Reviewer #3 (Public review):

In the manuscript entitled "A Minimal tooth Enhancer Regulates dlx2b Expression During Zebrafish Tooth 1 Formation: Insights into Cis-Regulatory Logic in Organogenesis", the authors explore the cis-regulatory logic of a dlx2b minimal enhancer capable of directing dlx2b gene expression to the developing tooth germs. The study combines (1) CRISPR-mediated GFP knock-in to track endogenous gene expression; (2) a promoter-bashing approach to identify a minimal tooth enhancer (MTE); (3) site-directed mutagenesis coupoled with transgenesis to assess the individual role of conserved TF binding sites; and (4) in vivo deletgion of the MTE to examine the consequences for gene expression. Overall, this is a technically solid study that provides some novel insights into tooth development and extends previous observations by the authors (Jackman & Stock, 2006; PNAS). However, the added value of the manuscript is limited by both the narrow experimental scope and the relatively modest impact of the findings for the broader field of developmental biology.

Main concerns:

(1) My main concern is that the study restricts the search for cis-regulatory information to the 5' region 4kb upstream of the TSS of the gene, rather than encompassing the full genomic locus. This is particularly limiting given that a knock-in allele was generated, which in principle allows interrogation of regulatory elements across the entire locus, and that the authors acknowledge the availability of genome-wide regulatory datasets (e.g. DANIO-CODE) in the Discussion.

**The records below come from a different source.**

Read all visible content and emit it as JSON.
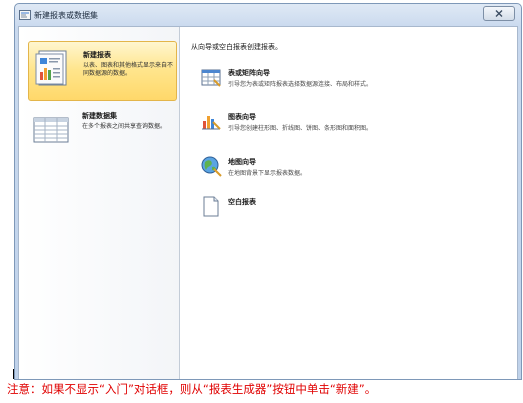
{
  "window": {
    "title": "新建报表或数据集"
  },
  "sidebar": {
    "items": [
      {
        "title": "新建报表",
        "description": "以表、图表和其他格式显示来自不同数据源的数据。",
        "selected": true
      },
      {
        "title": "新建数据集",
        "description": "在多个报表之间共享查询数据。",
        "selected": false
      }
    ]
  },
  "main": {
    "header": "从向导或空白报表创建报表。",
    "options": [
      {
        "title": "表或矩阵向导",
        "description": "引导您为表或矩阵报表选择数据源连接、布局和样式。",
        "icon": "table-wizard-icon"
      },
      {
        "title": "图表向导",
        "description": "引导您创建柱形图、折线图、饼图、条形图和面积图。",
        "icon": "chart-wizard-icon"
      },
      {
        "title": "地图向导",
        "description": "在地图背景下显示报表数据。",
        "icon": "map-wizard-icon"
      },
      {
        "title": "空白报表",
        "description": "",
        "icon": "blank-report-icon"
      }
    ]
  },
  "note": "注意：如果不显示“入门”对话框，则从“报表生成器”按钮中单击“新建”。",
  "colors": {
    "selected_bg": "#ffe58c",
    "selected_border": "#e3b54a",
    "note_text": "#e00000",
    "title_bar": "#c9d9ee"
  }
}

Despite this, no systematic effort is made to test additional regulatory elements beyond the proximal promoter/enhancers.
This has important implications for the interpretation of the current work as: (a) dlx2b, as many developmental genes, resides in a gene desert enriched in open chromatin regions that may function as distal enhancers, and (b) the deletion of the MTE unmasked a cis-regulatory activity which nature cannot be explained with the information provided, and that may seem relevant for the expression of the gene in the dental mesenchyme.

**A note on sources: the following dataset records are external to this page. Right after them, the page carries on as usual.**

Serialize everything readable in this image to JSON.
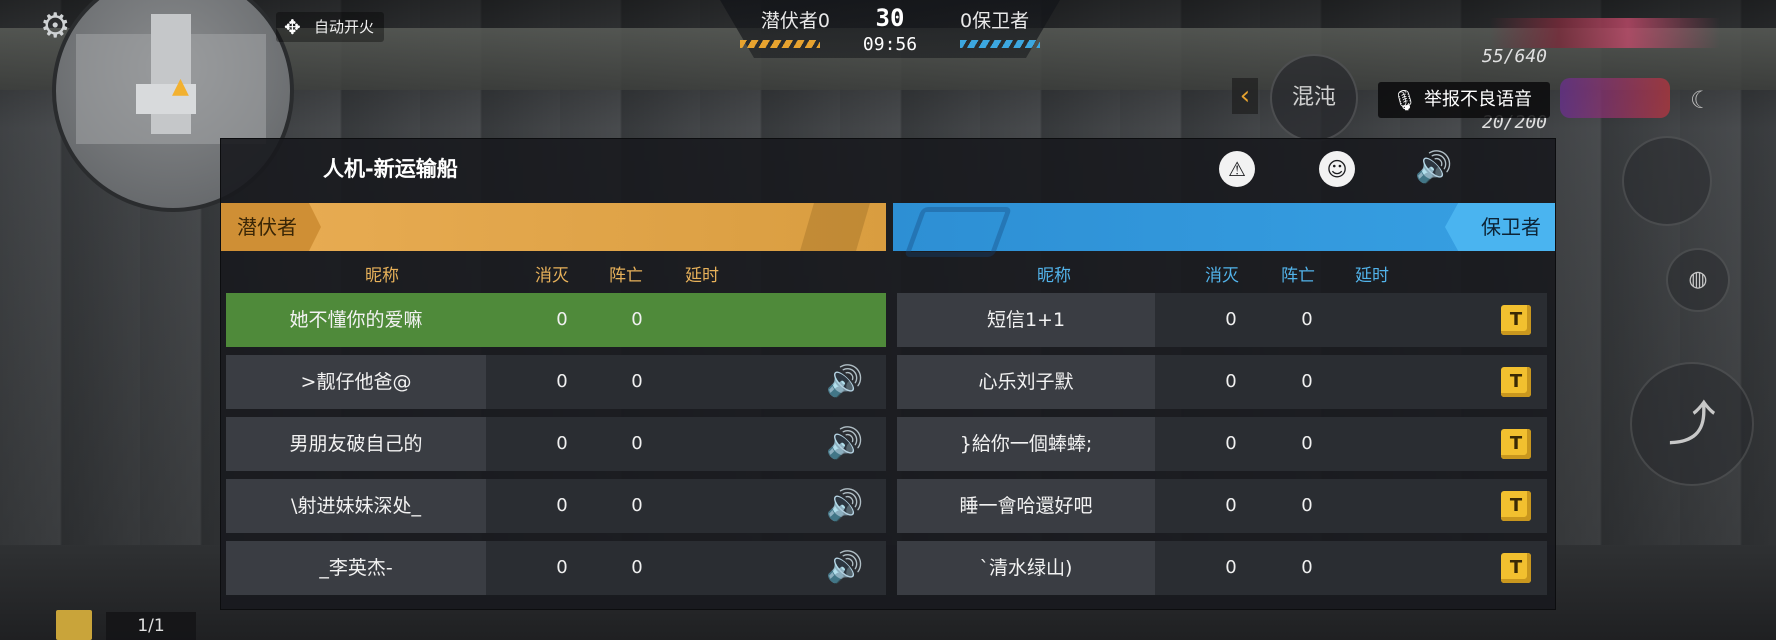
{
  "hud": {
    "team_left": "潜伏者",
    "team_left_score": "0",
    "team_right": "保卫者",
    "team_right_score": "0",
    "target_score": "30",
    "timer": "09:56",
    "auto_fire": "自动开火",
    "mode": "混沌",
    "report_voice": "举报不良语音",
    "ammo_primary": "55/640",
    "ammo_secondary": "20/200",
    "item_count": "1/1"
  },
  "panel": {
    "title": "人机-新运输船"
  },
  "teams": {
    "left": {
      "name": "潜伏者",
      "columns": {
        "nickname": "昵称",
        "kills": "消灭",
        "deaths": "阵亡",
        "ping": "延时"
      },
      "players": [
        {
          "name": "她不懂你的爱嘛",
          "kills": "0",
          "deaths": "0",
          "self": true
        },
        {
          "name": ">靓仔他爸@",
          "kills": "0",
          "deaths": "0"
        },
        {
          "name": "男朋友破自己的",
          "kills": "0",
          "deaths": "0"
        },
        {
          "name": "\\射进妹妹深处_",
          "kills": "0",
          "deaths": "0"
        },
        {
          "name": "_李英杰-",
          "kills": "0",
          "deaths": "0"
        }
      ]
    },
    "right": {
      "name": "保卫者",
      "columns": {
        "nickname": "昵称",
        "kills": "消灭",
        "deaths": "阵亡",
        "ping": "延时"
      },
      "players": [
        {
          "name": "短信1+1",
          "kills": "0",
          "deaths": "0"
        },
        {
          "name": "心乐刘子默",
          "kills": "0",
          "deaths": "0"
        },
        {
          "name": "}給你一個蜯蜯;",
          "kills": "0",
          "deaths": "0"
        },
        {
          "name": "睡一會哈還好吧",
          "kills": "0",
          "deaths": "0"
        },
        {
          "name": "`清水绿山)",
          "kills": "0",
          "deaths": "0"
        }
      ]
    }
  },
  "icons": {
    "settings": "gear-icon",
    "speaker": "speaker-icon",
    "badge": "t-badge-icon",
    "mic": "mic-icon"
  },
  "colors": {
    "left_team": "#e9ad54",
    "right_team": "#37a0e3",
    "self_row": "#4f8a3a",
    "speaker": "#f2b130"
  }
}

(2) A second concern is the absence of information on the functional consequences of deleting the gene or the MTE on tooth primordium development. From the description of the KI strategy, it is unclear whether the GFP insertion results in a functional fusion protein. The cytoplasmic GFP distribution and the schematic in Figure S1 instead suggest the presence of a terminal stop codon in the GFP sequence, which would result in a dlx2b loss-of-function allele. If this interpretation is correct, the manuscript does not describe the developmental consequences in homozygous embryos. Similar concerns apply to the MTE deletion: it remains unclear whether loss of this enhancer results in any detectable morphological or developmental defects.